Née en 1849, Paulina, fille d’un riche Milanais nanti d’une lourde fortune, est la cadette de trois frères qu’elle aime peu mais qui, avec leur père, veillent jalousement sur elle. Sa mère s’isole et s’enferme de plus en plus dans la religion, se repaissant de la douleur des martyres qu’elle admire dans les églises. Adolescente, elle devient belle et bientôt une jeune femme admirée de tous et courtisée par tous les jeunes hommes de la bonne société locale. « Elle se trouve très belle, s’amuse mais s’ennuie ». Elle est instable, elle veut mourir, elle veut s’amuser follement, elle est ennui mortifère, elle est joie de vivre, elle est les deux. Un comte, déjà vieux, ami de la famille, la courtise, elle tombe follement amoureuse et l’accepte dans son lit en cachette de son père. Elle ne se pardonne pas d’avoir trompé, et la religion et son père, elle culpabilise de plus en plus après le décès des deux êtres qu’elle a abusés sans vergogne.

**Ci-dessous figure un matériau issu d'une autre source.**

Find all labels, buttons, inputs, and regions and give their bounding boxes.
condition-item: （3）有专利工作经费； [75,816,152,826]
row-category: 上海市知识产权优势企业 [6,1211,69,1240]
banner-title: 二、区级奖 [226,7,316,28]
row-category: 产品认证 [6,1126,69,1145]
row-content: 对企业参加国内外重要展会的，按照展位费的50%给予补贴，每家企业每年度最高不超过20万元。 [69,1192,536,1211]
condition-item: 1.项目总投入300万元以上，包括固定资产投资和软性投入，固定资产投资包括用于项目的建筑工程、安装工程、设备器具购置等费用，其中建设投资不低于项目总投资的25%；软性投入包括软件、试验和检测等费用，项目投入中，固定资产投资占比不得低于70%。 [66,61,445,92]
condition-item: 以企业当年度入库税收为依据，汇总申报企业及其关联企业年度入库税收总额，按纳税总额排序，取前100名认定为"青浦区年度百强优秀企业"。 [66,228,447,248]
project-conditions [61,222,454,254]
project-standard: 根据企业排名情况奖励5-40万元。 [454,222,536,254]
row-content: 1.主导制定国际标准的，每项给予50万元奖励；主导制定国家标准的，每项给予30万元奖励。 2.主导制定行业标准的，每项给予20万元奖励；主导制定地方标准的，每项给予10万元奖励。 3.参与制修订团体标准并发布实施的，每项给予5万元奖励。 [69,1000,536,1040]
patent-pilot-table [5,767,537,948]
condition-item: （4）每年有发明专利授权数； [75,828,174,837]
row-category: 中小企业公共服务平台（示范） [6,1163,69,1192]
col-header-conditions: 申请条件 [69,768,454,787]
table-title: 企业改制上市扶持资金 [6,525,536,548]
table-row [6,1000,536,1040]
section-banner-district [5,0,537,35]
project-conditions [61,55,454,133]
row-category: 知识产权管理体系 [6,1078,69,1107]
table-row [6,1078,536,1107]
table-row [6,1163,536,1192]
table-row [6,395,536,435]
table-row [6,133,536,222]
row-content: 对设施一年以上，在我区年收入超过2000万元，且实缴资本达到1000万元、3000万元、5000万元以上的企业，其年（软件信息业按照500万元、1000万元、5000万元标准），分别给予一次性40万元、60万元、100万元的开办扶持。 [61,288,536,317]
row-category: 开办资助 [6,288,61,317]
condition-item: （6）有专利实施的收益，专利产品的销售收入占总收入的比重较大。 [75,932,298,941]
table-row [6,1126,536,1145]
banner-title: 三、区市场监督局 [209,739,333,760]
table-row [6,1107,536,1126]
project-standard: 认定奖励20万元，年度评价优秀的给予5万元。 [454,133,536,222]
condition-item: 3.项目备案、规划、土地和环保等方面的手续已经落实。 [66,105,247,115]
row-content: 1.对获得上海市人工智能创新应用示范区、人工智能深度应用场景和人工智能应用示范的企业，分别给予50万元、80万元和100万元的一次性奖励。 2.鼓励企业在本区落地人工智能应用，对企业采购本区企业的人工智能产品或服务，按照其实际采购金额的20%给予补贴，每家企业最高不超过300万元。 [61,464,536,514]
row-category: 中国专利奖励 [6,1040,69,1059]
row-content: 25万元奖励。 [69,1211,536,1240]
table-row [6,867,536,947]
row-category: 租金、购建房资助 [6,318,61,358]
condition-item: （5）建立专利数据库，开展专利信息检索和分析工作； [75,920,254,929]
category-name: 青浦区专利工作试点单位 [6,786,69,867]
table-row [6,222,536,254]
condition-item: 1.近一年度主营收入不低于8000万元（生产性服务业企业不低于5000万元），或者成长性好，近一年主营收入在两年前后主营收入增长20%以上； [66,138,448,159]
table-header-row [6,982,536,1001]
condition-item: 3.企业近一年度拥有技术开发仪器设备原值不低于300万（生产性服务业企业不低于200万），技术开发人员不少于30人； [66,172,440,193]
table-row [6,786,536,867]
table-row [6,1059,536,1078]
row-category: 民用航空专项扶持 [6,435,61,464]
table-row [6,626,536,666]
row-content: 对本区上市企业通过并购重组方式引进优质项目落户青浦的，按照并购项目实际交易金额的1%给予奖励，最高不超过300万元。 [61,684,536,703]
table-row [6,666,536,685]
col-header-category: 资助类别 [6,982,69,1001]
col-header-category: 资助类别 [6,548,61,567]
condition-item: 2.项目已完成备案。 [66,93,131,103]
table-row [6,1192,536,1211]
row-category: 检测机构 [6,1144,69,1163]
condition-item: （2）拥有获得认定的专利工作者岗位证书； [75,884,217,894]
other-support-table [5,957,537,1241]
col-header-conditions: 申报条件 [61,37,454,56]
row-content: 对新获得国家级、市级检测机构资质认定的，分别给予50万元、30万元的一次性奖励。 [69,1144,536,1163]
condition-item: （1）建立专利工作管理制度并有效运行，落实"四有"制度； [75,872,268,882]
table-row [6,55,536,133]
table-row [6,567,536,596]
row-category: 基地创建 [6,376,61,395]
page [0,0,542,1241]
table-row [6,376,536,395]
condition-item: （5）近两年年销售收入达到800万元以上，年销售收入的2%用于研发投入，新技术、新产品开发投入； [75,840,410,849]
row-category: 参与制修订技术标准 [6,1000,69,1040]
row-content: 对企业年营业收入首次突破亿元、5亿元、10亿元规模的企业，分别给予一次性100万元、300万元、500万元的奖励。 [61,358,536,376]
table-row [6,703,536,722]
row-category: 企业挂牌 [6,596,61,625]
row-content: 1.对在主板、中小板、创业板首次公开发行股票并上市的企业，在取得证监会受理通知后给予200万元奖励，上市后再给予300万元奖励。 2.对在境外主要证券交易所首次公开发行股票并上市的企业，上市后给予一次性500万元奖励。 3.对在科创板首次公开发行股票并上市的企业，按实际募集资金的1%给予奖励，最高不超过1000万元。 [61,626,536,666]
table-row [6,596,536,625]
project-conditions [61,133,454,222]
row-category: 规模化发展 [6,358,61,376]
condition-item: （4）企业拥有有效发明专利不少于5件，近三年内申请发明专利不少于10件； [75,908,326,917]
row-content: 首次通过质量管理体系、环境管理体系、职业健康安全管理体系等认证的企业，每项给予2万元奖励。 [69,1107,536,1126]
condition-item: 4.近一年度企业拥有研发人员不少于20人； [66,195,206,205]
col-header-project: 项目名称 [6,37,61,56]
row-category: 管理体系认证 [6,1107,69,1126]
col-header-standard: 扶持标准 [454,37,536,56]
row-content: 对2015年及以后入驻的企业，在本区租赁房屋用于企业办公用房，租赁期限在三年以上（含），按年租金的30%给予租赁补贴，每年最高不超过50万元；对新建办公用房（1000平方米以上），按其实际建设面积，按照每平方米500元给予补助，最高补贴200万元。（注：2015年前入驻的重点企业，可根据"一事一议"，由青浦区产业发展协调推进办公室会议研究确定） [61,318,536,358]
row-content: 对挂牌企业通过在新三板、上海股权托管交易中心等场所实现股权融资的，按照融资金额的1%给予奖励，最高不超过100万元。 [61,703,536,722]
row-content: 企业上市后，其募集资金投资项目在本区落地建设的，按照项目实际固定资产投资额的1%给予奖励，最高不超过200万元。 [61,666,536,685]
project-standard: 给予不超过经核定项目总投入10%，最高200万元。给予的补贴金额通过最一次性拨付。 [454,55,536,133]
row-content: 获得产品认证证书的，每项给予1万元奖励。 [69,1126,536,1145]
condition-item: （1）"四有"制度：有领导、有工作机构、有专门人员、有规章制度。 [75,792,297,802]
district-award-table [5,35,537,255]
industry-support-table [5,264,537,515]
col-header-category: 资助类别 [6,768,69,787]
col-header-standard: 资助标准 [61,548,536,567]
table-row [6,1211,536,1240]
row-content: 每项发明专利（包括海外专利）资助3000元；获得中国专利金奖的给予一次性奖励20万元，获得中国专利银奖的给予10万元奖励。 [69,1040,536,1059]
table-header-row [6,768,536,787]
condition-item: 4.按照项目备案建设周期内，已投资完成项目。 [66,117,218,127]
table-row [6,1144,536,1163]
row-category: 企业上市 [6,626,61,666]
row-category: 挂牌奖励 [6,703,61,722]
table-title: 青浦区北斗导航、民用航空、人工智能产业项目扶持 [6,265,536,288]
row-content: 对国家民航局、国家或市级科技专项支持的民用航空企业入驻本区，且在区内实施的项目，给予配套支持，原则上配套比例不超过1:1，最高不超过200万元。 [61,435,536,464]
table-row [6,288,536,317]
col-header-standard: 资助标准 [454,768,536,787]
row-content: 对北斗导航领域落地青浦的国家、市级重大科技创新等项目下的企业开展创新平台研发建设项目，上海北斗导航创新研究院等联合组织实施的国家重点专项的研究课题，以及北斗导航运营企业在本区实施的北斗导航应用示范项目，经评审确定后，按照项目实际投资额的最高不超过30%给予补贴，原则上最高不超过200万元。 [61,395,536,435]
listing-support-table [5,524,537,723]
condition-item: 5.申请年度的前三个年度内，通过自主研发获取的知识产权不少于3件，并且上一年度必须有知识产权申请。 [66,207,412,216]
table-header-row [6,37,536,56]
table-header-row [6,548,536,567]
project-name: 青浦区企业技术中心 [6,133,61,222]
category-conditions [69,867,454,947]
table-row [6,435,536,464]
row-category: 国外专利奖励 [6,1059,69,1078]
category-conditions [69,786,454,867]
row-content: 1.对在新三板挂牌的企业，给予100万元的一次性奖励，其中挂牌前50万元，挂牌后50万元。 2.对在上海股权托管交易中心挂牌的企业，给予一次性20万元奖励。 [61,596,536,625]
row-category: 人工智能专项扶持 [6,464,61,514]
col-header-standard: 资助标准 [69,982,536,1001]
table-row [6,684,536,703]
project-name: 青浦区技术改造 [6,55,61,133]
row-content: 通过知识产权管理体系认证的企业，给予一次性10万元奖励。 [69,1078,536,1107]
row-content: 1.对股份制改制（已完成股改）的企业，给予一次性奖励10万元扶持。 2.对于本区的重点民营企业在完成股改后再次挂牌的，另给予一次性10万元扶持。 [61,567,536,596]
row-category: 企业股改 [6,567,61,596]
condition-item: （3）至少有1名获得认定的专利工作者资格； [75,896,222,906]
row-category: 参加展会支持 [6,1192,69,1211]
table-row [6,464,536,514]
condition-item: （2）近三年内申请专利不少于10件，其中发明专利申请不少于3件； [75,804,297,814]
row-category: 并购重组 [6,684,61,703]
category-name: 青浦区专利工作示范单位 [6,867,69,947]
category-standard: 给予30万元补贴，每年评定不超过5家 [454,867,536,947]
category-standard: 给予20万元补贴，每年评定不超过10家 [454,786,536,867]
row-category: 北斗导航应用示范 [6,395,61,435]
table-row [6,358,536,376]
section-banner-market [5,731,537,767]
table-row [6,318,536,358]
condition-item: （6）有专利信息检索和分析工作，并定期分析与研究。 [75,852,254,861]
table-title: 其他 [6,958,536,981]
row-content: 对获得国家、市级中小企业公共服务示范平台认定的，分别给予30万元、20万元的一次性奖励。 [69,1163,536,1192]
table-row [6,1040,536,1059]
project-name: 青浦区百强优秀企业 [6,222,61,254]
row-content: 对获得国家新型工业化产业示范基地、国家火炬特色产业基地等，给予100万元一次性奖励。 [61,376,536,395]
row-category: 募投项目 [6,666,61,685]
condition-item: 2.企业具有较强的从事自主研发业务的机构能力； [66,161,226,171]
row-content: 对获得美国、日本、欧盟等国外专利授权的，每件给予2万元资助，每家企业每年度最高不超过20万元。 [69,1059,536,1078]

Ne pouvant conjuguer sa piété sincère avec son amour charnel dans une forme de religion rousseauiste, elle sombre de plus en plus dans la culpabilité et la religiosité qui la conduisent à l’irréparable puis au convent où elle meurtrit son corps en s’adonnant à la mortification pour expier sa faute et sauver son âme. La brave nonne qui essayait de la sauver est séduite par cette fille belle et désespérée. Paulina doit alors quitter le couvent pour mener une vie de pauvre paysanne totalement démunie qui doit choisir entre la solitude pieuse ou l’amour dévastateur. « Je suis la déchue heureuse. »

Une grande et tragique histoire d’amour, sensuelle comme celle d’une lady anglaise, empêtrée dans une religiosité italienne comme celle des amants de Vérone dans leur querelle familiale, « ils étaient scellés l’un à l’autre dans la foi, la volupté et la détresse. » Un amour pur et absolu, impossible, qui doit être combattu par le cilice et détruit à jamais pour sauver l’âme des amants. L’éternel cycle faute, punition, pardon, rédemption. Un thème qui aurait eu une meilleure actualité dans notre société qui redécouvre l’intégrisme religieux, que dans celle de la fin des années soixante qui se dirigeait tout droit vers un grand mouvement de libération des corps et des mœurs.

« La vie, c’est l’ouragan de la perdition ».